Я всё ещё слышу тот резкий щелчок тюремных замков, запирающих меня в тюремной камере шесть на восемь, на срок, который я заработал за совершение многочисленных грехов для моего отчима. Он мог бы купить мне свободу. Сделать несколько звонков и заплатить судье. Но вместо этого, он позволил мне гнить, как разлагающейся туше на обочине шоссе, чтобы преподать мне урок. Чтобы не оставалось, бл*дь, сомнений – что я принадлежу ему. Ага, я четко и ясно получил его грёбаное сообщение, но я не буду вечно принадлежать ему. Два проклятых года за решеткой дали мне достаточно времени, чтобы подумать и свыкнуться с мыслью о том, что я буду один.

Одиночество – оно горьковато-сладкое. Так легко потерять себя в повторяющихся воспоминаниях давно минувшего, в ностальгии прошлых сожалений и «что, если». Осознание того, что ты мог стать кем угодно, но вместо этого, ты стал тем, что они из тебя вылепили. Преступник. Одиночество может свести человека с ума. Мрачные мысли всегда находят способ всплыть на поверхность, выполняя функцию постоянного напоминания, что счастье существует не для всех.

Она может казаться спокойной, когда сидит там, поглощая книги, как конфеты, но я знаю, что внутри она кричит также, как и я. Внутренних демонов можно победить лишь в хаосе. Она словно падающая звезда, вспыхивает прямо перед тем, как сгореть, озаряя тьму явившейся красотой, прежде чем сгинуть во мраке.

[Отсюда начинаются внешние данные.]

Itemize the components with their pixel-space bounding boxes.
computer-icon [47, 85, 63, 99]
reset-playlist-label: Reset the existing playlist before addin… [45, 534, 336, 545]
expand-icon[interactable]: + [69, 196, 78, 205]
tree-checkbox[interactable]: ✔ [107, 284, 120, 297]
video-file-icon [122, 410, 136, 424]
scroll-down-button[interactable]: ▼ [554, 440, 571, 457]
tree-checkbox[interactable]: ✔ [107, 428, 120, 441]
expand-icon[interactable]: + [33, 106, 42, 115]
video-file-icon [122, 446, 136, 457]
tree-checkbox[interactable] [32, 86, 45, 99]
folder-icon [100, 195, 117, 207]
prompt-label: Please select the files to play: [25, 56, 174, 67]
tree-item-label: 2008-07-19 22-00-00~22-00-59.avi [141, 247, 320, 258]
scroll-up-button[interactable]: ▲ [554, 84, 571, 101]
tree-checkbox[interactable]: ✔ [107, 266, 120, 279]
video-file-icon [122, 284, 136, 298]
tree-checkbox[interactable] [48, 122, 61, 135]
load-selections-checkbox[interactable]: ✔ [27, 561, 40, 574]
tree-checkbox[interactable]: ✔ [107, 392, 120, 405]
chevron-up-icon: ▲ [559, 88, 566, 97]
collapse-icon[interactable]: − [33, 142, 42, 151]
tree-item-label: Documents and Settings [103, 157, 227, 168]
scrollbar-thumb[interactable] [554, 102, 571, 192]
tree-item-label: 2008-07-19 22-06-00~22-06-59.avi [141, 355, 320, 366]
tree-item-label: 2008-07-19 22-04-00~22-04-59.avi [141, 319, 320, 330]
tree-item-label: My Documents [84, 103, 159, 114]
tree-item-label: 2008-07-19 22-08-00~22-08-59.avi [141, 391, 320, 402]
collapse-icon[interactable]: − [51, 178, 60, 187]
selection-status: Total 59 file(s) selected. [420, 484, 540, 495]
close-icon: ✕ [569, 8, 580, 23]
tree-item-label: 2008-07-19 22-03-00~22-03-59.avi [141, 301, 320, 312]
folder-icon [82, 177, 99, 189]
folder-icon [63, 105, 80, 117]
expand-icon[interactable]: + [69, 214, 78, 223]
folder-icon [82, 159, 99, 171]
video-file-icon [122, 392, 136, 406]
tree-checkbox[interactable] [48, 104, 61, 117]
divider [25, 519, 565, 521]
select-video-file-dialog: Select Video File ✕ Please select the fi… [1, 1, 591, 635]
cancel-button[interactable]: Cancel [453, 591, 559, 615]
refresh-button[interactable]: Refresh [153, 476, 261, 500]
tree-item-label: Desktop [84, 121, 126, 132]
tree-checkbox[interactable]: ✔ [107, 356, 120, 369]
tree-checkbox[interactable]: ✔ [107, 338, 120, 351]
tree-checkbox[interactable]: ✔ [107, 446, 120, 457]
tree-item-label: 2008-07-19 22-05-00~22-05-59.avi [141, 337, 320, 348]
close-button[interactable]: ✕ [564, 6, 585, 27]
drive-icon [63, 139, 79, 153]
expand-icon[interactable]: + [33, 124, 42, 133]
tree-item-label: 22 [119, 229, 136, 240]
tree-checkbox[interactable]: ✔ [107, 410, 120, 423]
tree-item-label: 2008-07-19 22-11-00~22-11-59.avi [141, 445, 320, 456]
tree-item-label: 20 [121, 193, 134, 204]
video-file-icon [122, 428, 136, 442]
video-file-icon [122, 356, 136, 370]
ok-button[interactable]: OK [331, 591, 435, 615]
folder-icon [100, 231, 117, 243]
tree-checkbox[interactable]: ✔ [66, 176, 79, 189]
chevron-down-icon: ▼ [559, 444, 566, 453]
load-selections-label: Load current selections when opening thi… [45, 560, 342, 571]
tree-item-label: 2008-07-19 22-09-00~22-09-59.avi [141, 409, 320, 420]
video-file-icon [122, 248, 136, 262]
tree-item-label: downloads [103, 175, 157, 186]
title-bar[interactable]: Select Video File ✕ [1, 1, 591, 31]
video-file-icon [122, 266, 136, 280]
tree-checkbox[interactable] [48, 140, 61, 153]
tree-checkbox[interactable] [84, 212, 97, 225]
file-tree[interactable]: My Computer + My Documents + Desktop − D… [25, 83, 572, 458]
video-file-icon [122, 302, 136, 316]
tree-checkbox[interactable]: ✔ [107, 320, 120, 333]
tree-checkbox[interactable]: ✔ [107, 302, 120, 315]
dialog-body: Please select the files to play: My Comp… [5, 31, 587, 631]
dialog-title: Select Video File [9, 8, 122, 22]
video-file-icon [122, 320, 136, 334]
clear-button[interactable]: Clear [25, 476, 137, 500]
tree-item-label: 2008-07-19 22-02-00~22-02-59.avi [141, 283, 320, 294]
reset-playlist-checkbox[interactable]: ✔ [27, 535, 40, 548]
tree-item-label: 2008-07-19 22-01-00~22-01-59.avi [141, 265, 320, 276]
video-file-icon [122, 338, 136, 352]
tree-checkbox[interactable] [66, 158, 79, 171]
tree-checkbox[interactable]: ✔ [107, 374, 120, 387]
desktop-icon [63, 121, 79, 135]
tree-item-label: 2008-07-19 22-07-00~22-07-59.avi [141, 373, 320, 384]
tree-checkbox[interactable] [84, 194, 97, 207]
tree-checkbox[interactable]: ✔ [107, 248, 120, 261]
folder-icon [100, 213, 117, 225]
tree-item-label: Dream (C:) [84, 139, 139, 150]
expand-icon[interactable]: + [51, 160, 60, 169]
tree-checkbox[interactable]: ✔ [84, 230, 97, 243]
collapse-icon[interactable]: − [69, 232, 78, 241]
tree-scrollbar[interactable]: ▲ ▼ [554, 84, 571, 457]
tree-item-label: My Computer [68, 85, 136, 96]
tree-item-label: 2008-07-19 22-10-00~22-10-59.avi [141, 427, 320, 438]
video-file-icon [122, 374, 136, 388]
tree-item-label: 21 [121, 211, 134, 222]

Она смеется, когда маленький мальчик стал гоняться за девочкой, в которую определенно влюблён. Он держит в руке ярко-зелёную лягушку и требует, чтобы она поцеловала скользкую амфибию. Я наблюдаю, как её взгляд перемещается к матери, выдувающей пузыри с её маленькой дочерью. Маленькая девочка очарована полупрозрачными шарами и хихикает, когда они лопаются от прикосновения к ним лишь пальчика.

Я тушу сигарету, когда вижу, что она закрывает книгу. Девушка выглядит грустной, когда начинает складывать свои вещи в рюкзак. Когда она встаёт, чтобы уйти, её летнее платье приподнимается тёплым ветерком, и, как мудак, которым я являюсь, я пытаюсь заглянуть что под ним. Мои глаза следят за кончиками её пальцев, когда она мимоходом смахивает несколько упрямых листьев, прилипших к её платью, и мой член твердеет, представляя, как её длинные ноги будут ощущаться обернутыми вокруг меня.

Если бы я только на секунду перестал думать своим членом, я бы уделил больше внимания одинокому ублюдку в костюме от Армани, сидящему на скамейке в парке и делающего вид, что читает сегодняшнюю газету. Если бы я не позволил себе в сотый раз за сегодняшний день погрузиться в мысли о ней, я бы уловил, как он наблюдает за ней, и запомнил его чертово лицо, но я этого не сделал.

Вместо этого я просто последовал за ней домой, убедившись, что она благополучно добралась, как я делаю каждую ночь.